The service cart stood at the end of the hallway on the port side. Ingrid was stepping out of Evelyn’s cabin, her arms full of bed linen. I hurried toward her, thinking once again of the electronic key case Jimmy had tossed angrily into the pottery bowl. “Ingrid.”

She stopped pushing the sheets into a laundry bag and looked up. She smiled, the automatic pleasant response to a passenger, then abruptly her round face froze, eyes wide, lips parted, the look of a schoolgirl expecting to be chastised. “Ma’am?” One hand lifted to touch the throat of her white blouse.

I gestured toward the cabin. “Mr. Lennox and I have been packing away everything in Suite 6088.”

She looked past me, her gaze uneasy. Her hand dropped, nervously adjusted her blue apron. “I need to get the cabins done.”

“I’ll only keep you a moment.” I kept my tone casual. “You serviced Cabin 6088 on Friday morning as usual, I suppose.”

“Yes, ma’am.” Some of the tension eased out of her shoulders. Clearly there was nothing stressful about recalling Friday morning.
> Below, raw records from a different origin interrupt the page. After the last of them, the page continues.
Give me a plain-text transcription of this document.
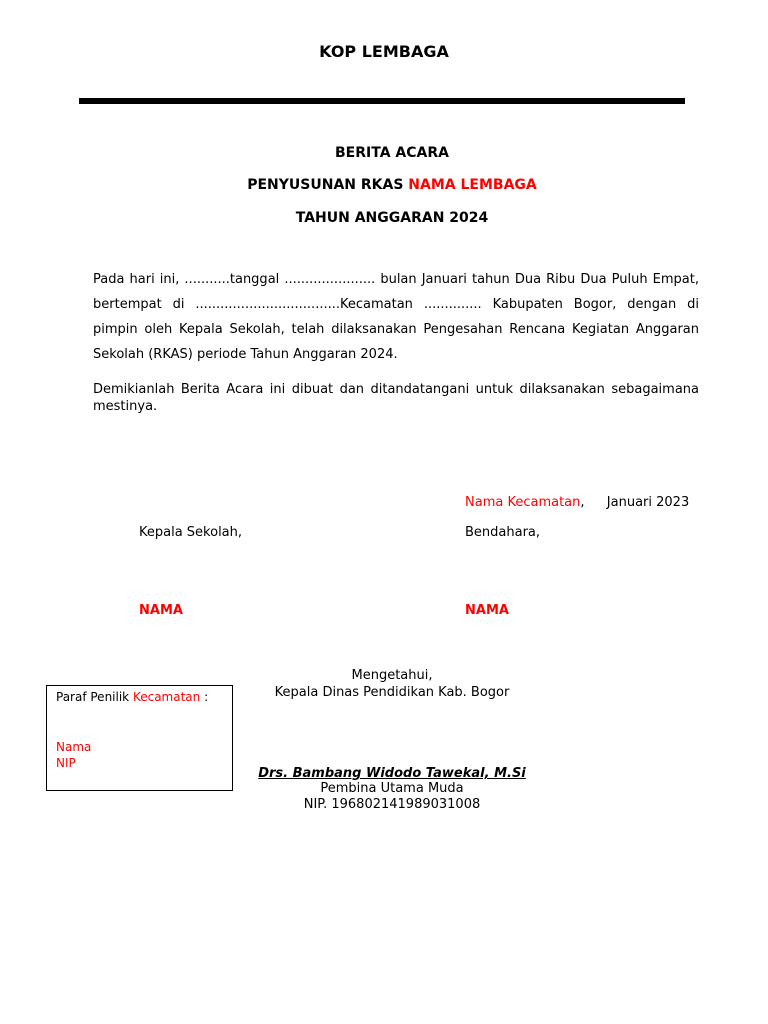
KOP LEMBAGA
BERITA ACARA
PENYUSUNAN RKAS NAMA LEMBAGA
TAHUN ANGGARAN 2024
Pada hari ini, ...........tanggal ...................... bulan Januari tahun Dua Ribu Dua Puluh Empat, bertempat di ...................................Kecamatan .............. Kabupaten Bogor, dengan di pimpin oleh Kepala Sekolah, telah dilaksanakan Pengesahan Rencana Kegiatan Anggaran Sekolah (RKAS) periode Tahun Anggaran 2024.
Demikianlah Berita Acara ini dibuat dan ditandatangani untuk dilaksanakan sebagaimana mestinya.
Nama Kecamatan, Januari 2023
Kepala Sekolah,	Bendahara,
NAMA	NAMA
Paraf Penilik Kecamatan :
Nama
NIP
Mengetahui,
Kepala Dinas Pendidikan Kab. Bogor
Drs. Bambang Widodo Tawekal, M.Si
Pembina Utama Muda
NIP. 196802141989031008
“When you serviced the suite, did you dust the furniture?” I pointed to a feather duster tucked next to cleaning cloths on top of the cart.

“Yes, ma’am. We always dust.” She looked puzzled.

“That would include the green pottery bowl that sits on the entryway table?”

Ingrid nodded and her thick blond curls bobbed.

“What was in the bowl?”

Her eyebrows drew down into a frown. “In the bowl? There was a key folder. Nothing else.”

“Did you pick up the folder?”

“No, ma’am.” She was emphatic. “I moved it aside, used the duster.”

“Did you leave the folder in the bowl?” I watched her closely.

“Yes, ma’am.” She was comfortable now.

That answered one question, one very big question. Sophia’s attacker didn’t gain access to her cabin with the key. Either Sophia herself used the key after a fruitless search for Jimmy and the key was in her pocket when she went over the railing, or Sophia was dead when her attacker took the key from the bowl, stepped into the hall, closed the door, and used the key to reenter the cabin in an effort to make it appear that Jimmy had kept the key.

Behind me, I heard the door to Sophia’s suite close. I was turning to tell Jimmy what I’d learned when Ingrid gasped. Her eyes widened. She grabbed the cart and fled up the hallway. Jimmy and I stared after her.